Founded in 2003 in the University of Florida’s Sid Martin Biotechnology Incubator, the company was developed out of Entomos Inc. to commercialize its revolutionary technology for production of nematode control products.
Duncan says it has grown from one to four labs in the incubator and is close to graduating from the facility.
Sting nematodes represent a major threat for golf courses throughout Florida and the Southeast. Additionally, the Society of Nematology and other organizations estimate global crop losses due to nematodes at $100 billion annually making it agriculture’s largest unmet pest control need.
Duncan says, “No crop on the globe is unaffected.” He says the problem is widespread among Southeast golf courses, “Particularly in the sandy coastal areas from Texas up through the Carolinas and further north.
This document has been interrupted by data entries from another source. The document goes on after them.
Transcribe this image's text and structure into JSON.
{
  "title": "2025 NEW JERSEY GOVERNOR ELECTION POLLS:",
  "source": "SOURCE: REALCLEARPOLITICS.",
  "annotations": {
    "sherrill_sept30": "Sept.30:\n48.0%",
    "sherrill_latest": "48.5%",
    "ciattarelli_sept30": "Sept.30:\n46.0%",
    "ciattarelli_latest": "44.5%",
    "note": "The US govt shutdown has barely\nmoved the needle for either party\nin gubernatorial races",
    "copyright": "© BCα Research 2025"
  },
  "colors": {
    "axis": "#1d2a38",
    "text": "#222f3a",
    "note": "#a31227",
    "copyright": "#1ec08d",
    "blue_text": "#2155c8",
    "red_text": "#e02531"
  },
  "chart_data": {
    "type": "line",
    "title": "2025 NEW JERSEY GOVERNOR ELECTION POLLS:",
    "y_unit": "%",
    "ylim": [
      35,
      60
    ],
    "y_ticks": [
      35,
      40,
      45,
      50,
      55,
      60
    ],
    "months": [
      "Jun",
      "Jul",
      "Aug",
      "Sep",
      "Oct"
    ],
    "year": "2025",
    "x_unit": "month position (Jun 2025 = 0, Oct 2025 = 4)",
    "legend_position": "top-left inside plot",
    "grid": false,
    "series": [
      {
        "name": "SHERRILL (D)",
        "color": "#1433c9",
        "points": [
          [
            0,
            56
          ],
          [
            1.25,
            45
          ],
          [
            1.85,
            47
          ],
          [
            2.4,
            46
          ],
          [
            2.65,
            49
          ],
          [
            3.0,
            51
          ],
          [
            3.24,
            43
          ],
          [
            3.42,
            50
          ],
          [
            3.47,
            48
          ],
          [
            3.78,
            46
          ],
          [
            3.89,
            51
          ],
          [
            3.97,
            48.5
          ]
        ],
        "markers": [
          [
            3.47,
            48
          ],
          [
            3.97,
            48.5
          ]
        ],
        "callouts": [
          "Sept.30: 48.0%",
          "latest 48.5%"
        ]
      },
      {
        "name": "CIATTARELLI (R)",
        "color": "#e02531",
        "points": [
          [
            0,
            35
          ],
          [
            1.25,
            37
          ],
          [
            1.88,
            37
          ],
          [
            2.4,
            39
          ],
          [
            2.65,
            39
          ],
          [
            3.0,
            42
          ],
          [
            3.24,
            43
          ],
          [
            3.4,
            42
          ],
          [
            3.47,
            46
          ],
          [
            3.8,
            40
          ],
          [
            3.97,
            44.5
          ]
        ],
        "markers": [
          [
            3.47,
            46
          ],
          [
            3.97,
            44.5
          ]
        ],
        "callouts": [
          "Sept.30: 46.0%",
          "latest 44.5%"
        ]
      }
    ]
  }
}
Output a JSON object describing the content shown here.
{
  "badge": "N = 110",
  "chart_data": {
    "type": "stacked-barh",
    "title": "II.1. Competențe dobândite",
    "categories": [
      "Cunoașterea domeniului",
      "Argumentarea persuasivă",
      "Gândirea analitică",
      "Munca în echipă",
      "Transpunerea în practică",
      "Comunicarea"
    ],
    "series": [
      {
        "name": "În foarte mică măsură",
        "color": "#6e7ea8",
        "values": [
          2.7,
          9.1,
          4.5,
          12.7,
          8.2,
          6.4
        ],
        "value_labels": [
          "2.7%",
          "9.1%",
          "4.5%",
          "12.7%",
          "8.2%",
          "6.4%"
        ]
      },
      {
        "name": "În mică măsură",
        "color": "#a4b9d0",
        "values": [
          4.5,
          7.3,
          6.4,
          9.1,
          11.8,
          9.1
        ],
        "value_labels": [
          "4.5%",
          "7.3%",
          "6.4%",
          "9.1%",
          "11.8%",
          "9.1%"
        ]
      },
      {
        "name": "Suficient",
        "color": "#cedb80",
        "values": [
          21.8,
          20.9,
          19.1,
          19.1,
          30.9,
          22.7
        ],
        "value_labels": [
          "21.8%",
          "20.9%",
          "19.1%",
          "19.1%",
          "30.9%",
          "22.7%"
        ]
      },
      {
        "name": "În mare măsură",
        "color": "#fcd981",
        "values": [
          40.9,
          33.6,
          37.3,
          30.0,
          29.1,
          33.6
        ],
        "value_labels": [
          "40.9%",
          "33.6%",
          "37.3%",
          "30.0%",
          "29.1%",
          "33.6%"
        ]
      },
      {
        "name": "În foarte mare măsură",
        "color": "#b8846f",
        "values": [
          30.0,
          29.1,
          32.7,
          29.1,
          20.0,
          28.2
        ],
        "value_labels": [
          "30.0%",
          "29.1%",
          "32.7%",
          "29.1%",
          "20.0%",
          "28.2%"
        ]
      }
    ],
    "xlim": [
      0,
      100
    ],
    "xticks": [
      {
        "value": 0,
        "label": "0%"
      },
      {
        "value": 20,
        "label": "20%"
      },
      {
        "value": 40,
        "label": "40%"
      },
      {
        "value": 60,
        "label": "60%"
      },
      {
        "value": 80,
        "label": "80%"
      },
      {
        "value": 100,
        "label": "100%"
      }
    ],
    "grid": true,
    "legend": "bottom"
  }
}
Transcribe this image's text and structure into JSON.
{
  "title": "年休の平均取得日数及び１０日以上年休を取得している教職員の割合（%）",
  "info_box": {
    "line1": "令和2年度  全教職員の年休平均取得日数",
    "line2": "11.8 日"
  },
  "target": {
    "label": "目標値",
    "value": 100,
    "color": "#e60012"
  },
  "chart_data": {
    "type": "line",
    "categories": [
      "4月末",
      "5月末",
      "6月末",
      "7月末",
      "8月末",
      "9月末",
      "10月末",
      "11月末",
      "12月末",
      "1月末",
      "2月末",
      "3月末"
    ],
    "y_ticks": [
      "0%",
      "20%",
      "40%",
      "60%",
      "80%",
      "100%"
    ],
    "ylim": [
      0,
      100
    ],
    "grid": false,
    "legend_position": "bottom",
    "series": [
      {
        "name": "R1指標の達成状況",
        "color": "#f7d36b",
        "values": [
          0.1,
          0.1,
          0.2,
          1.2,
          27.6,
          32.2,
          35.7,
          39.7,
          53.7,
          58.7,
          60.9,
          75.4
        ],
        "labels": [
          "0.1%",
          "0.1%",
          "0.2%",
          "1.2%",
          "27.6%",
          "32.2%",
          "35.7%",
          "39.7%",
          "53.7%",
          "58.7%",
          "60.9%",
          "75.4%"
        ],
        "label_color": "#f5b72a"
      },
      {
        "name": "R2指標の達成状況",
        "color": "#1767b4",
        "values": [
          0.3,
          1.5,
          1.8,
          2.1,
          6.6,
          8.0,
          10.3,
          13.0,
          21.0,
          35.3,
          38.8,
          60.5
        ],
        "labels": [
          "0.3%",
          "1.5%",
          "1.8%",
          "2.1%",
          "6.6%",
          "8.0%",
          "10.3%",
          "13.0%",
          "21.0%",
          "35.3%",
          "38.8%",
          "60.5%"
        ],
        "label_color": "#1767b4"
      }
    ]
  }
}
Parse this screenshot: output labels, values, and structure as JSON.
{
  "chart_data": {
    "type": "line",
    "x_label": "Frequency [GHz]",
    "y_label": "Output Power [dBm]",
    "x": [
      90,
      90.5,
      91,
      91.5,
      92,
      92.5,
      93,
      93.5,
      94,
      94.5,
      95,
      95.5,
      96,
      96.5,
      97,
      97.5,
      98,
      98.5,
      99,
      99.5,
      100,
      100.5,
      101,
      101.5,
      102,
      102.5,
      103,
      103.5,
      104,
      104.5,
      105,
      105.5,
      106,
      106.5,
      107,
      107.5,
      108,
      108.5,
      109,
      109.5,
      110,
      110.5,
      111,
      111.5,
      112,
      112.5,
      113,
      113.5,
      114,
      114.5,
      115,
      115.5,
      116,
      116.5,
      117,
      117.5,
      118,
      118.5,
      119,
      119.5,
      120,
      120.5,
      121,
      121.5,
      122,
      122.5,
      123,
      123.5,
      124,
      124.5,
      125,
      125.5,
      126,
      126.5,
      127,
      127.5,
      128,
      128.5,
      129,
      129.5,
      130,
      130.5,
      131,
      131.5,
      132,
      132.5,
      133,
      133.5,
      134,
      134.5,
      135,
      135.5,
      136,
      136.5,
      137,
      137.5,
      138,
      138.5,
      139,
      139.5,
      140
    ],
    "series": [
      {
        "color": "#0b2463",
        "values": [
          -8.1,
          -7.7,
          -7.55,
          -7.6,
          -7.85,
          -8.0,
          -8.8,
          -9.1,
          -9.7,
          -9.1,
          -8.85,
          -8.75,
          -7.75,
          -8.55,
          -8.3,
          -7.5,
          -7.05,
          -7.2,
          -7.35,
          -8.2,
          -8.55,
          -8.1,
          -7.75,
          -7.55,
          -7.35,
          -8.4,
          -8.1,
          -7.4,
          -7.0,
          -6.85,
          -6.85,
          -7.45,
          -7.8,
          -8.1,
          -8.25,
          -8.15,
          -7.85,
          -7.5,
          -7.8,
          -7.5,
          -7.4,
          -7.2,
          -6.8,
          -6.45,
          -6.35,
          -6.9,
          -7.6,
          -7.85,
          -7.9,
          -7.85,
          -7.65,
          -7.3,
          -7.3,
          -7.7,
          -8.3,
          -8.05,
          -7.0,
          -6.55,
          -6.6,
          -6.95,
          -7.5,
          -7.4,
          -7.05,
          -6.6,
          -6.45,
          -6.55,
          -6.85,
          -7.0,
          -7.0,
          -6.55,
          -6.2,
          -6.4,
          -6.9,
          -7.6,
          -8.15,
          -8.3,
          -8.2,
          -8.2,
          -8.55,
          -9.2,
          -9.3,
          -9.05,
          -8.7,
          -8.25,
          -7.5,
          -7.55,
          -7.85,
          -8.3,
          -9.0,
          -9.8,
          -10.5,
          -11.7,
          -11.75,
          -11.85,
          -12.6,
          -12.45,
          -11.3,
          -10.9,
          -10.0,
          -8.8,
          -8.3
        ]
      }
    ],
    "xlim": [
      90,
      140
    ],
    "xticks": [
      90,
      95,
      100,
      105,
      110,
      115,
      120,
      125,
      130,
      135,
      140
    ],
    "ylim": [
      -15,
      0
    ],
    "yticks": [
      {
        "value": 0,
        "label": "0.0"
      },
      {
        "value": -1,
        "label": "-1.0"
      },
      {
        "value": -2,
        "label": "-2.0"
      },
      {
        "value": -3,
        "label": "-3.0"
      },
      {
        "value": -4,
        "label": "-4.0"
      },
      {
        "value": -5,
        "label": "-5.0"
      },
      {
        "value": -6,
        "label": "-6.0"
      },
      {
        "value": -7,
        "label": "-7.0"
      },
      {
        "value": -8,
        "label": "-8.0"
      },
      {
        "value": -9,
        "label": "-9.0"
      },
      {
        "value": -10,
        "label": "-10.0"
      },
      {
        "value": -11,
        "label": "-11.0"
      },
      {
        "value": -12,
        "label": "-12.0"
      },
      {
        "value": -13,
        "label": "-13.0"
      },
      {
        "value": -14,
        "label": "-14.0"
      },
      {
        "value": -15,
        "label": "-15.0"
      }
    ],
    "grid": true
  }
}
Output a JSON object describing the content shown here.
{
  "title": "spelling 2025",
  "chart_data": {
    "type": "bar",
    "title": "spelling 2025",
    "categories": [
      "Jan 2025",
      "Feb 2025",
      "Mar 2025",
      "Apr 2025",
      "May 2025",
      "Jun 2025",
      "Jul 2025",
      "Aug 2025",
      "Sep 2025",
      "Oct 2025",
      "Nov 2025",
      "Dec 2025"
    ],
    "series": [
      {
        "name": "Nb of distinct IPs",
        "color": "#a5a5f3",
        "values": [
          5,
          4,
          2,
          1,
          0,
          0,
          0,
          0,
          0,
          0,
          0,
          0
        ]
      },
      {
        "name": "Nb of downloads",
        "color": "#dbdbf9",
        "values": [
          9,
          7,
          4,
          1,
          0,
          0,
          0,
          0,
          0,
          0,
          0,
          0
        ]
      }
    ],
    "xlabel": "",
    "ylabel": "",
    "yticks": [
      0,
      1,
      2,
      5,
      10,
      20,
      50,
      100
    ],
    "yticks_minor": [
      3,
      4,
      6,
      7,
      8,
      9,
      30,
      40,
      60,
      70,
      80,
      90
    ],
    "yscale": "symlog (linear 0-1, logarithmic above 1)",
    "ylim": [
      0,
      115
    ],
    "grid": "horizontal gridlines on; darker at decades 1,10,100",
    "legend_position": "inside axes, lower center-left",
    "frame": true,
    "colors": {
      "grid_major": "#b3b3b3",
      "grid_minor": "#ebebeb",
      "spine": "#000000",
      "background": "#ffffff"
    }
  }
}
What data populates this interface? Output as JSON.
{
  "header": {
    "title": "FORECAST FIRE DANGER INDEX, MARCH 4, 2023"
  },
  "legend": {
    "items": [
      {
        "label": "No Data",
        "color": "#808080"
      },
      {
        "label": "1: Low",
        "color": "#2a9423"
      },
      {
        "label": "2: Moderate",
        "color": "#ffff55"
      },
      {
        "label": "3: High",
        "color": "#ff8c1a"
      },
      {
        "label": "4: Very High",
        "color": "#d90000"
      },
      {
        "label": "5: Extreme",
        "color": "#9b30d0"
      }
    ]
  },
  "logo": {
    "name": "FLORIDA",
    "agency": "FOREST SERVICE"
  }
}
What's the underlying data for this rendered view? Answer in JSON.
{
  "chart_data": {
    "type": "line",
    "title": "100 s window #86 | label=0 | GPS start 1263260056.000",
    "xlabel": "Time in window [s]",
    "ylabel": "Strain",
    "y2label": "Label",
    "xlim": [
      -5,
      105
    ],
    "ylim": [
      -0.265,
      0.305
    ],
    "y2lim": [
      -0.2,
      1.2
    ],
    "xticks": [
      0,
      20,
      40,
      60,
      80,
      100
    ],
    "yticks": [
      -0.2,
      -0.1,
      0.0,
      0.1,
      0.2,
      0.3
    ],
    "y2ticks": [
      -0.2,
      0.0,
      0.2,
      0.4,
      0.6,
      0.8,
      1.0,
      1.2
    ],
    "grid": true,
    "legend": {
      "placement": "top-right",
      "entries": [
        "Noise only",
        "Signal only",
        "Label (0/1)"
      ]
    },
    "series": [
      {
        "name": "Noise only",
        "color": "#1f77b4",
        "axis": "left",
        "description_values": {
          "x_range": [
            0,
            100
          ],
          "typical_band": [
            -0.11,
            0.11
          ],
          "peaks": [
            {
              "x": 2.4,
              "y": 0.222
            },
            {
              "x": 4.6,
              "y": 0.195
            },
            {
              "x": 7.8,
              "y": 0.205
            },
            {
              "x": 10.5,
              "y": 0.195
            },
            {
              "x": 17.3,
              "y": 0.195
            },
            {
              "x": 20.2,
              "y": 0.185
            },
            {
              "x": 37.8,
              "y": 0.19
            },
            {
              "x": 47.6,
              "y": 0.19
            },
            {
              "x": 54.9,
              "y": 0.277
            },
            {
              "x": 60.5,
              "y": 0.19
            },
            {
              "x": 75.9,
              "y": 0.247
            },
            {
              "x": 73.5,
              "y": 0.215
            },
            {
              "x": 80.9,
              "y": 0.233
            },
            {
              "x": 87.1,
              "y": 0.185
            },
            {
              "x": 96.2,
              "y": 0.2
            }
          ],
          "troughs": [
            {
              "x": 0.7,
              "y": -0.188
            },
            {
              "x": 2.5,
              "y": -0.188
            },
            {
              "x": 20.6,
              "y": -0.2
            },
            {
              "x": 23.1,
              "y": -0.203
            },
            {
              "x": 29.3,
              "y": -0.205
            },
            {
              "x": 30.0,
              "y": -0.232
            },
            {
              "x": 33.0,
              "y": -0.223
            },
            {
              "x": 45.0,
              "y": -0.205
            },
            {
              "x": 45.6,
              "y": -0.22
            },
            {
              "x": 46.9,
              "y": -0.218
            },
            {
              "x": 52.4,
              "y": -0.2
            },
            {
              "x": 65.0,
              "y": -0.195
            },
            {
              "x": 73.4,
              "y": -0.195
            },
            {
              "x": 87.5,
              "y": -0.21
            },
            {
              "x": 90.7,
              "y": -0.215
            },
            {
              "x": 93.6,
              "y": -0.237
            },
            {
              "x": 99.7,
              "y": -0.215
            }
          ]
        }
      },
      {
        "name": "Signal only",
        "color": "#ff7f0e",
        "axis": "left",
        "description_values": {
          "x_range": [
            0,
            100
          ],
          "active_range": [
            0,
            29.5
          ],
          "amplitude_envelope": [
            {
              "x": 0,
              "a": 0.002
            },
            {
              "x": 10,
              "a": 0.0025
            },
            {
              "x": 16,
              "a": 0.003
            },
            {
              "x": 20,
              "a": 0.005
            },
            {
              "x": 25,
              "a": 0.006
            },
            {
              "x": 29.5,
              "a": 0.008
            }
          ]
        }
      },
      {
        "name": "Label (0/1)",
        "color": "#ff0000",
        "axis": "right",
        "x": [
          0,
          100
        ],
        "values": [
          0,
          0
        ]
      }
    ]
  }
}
It’s a very bad problem that is getting worse.”
The company’s product, Pasteuria spp., first discovered 50 years ago, is an effective agent for nematode control, but until recently, the company says, no one could make it cost effectively for commercial use.
Pasteuria Bioscience says it has developed a revolutionary new technology that allows the rapid and cost-effective growth of multiple strains of Pasteuria manufactured through traditional fermentation methods.
Duncan says the company plans to launch its first product in early 2010 as proof of concept and is seeking a commercialization partner. “We’re making really good progress on that with some of the big Ag-biotech and Ag-chem companies and some smaller ones,” he says.
Duncan notes that the company’s technology is a platform applicable to a much larger market. It has a robust product pipeline targeting the most damaging nematode species in a wide variety of agricultural crops.
Products for nematode control in agronomic crops such as soybean and cotton, and in specialty crops such as strawberry and banana will be introduced as new brands or be commercialized through joint product development efforts with other agricultural companies.